Your Cost Segregation questions, answered.

Frequently Asked Questions for
Cost Segregation

What if my commercial property business is audited by the IRS - Will Source Advisors be available to help me?

Yes. At Source Advisors, we stand behind our Cost Segregation services. Our team provides unparalleled studies that result in meticulous attention to detail identifying construction-related costs.

How long does a Cost Segregation study take to complete?

A study typically takes 30-45 days to complete. The Source Advisors team will keep you up to date throughout the process and answer any questions you have regarding the services being conducted.

Learn More:  How Cost Segregation Studies work

What information do I need to provide Source Advisors for an estimate?
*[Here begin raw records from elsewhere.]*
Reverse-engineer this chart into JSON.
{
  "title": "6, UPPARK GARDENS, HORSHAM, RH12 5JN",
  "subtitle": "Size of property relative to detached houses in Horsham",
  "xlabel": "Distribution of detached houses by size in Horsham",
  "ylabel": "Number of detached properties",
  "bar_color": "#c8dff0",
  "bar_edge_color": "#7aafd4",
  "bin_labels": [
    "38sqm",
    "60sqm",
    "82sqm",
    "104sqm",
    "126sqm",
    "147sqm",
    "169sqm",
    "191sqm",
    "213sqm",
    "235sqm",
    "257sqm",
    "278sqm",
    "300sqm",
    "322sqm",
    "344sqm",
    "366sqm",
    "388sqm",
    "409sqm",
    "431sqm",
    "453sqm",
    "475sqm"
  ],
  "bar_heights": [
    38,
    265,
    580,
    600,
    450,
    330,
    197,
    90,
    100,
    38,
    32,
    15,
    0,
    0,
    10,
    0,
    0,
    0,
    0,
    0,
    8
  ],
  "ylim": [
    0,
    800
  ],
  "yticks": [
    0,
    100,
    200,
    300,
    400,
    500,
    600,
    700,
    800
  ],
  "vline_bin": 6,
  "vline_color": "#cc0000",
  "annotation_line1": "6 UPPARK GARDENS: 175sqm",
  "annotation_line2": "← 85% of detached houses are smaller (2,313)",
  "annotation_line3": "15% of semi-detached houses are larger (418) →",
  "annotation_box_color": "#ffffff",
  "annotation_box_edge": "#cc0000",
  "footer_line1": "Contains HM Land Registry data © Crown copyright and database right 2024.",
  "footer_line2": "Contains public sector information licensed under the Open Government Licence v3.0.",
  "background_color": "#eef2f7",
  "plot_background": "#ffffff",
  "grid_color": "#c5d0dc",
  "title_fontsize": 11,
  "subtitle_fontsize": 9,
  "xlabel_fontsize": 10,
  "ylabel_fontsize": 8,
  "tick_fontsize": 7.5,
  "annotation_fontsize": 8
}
The more detailed information you can provide, the better. This ensures a more accurate estimate, and we might ask for additional information to clarify our understanding of your particular project and needs.

At minimum, we need:

  • Capitalized costs for your project
  • Years that it was capitalized in
  • Depreciation schedule, if available
  • Brief description of your business
  • Number of floors, square footage of the building site
  • Property address
How much does a Cost Segregation study cost?

The IRS specifies the cost of a study should be based on the time required to perform the study; not a percentage of the projected or realized savings. The time involved in a study is driven by multiple factors.

Here are just a few aspects of the project that will impact the time involved to perform the study:

  • How big is the building?
  • What is the business activity in the building?
  • How many tax years will be analyzed?

Learn More: Cost Segregation Study Examples

What is Cost Segregation in real estate?

In real estate, Cost Segregation is a tax benefit strategy that is recognized by the IRS. It involves identifying specific components within a building or improvement project that can be classified differently for federal tax purposes—either as personal property or as land improvements, rather than as real property. This reclassification allows for accelerated depreciation schedules.

For example, the costs related to personal property components can be depreciated over a 5- or 7-year period, and land improvements can be depreciated over a 15-year period. This is faster than the standard 39-year or 27.5-year depreciation schedules typically applied to real property, thus providing potential tax advantages.